A. Cell focus-forming activities of ALK mutants. Shown are images of adherent growth of NIH3T3 cells transfected with Flag-tagged vector, wild-type ALK, and each of the ALK mutants indicated. Cells were cultured in regular medium with 10% FCS under standard conditions. Images of cell foci were photographed with 10X magnification after appropriate culture of cells as described in the Materials and Methods. B. Number of cell foci formed with the indicated transfections. The number of transformed foci was counted 14 days after cell transfection. Results represent mean ± S.D. of three independent experiments. C. Anchorage-independent cell growth of ALK mutants on soft agar. NIH3T3 cells stably transfected with Flag-tagged vector, wild-type ALK, and each of the ALK mutants indicated were seeded in soft agar and colonies formed 4 weeks later were photographed with 40X magnification. D. Analyses of number of colonies. The number of cell colonies corresponding to Fig 3C that were > 0.1 mm in diameter was counted. Results represent mean ± S.D. of three independent experiments.
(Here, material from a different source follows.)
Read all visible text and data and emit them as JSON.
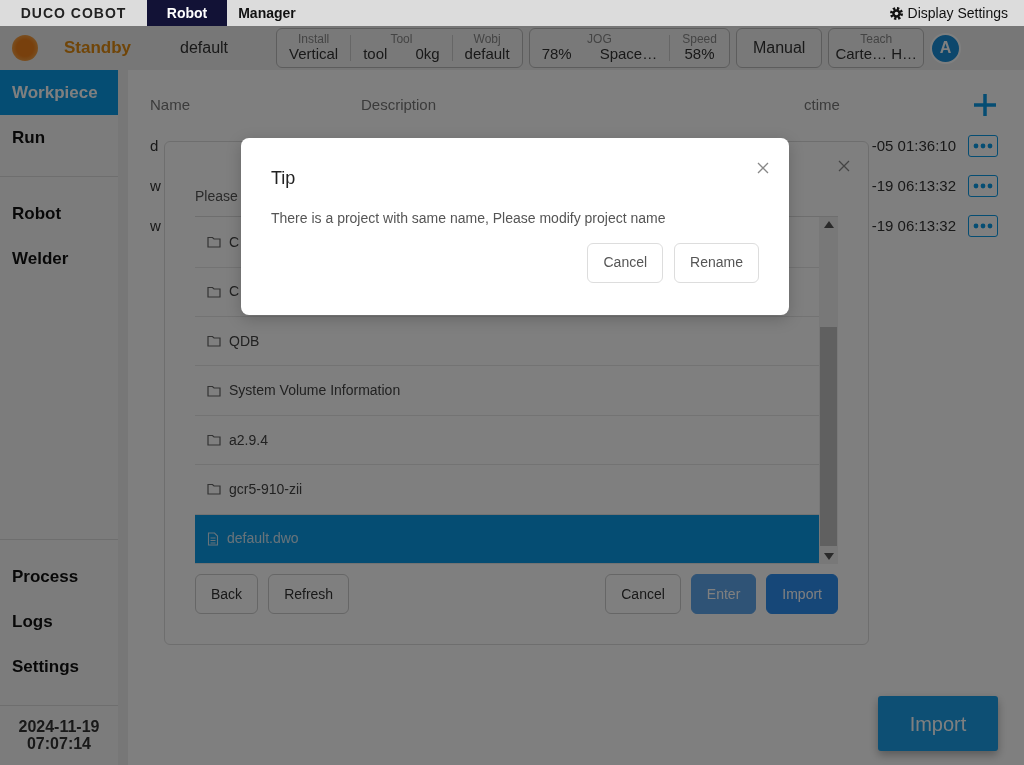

Figure 4. Cell invasion promoted by ALK mutants

A. In vitro invasion assay of NIH3T3 cells with various transfections. Cells transfected with Flag-tagged vector, wild-type ALK, and each construct of the indicated ALK mutants. Cell invasion assay was performed as described in the Materials and Methods. Shown are the cells that invaded on the matrigel matrix-coated polycarbonate filter membrane after removal of the non-invasive cells. B. Number of invasive cells with the indicated transfections. Results of each column represent the mean ± S.D. of the numbers of invasive cells from three independent experiments.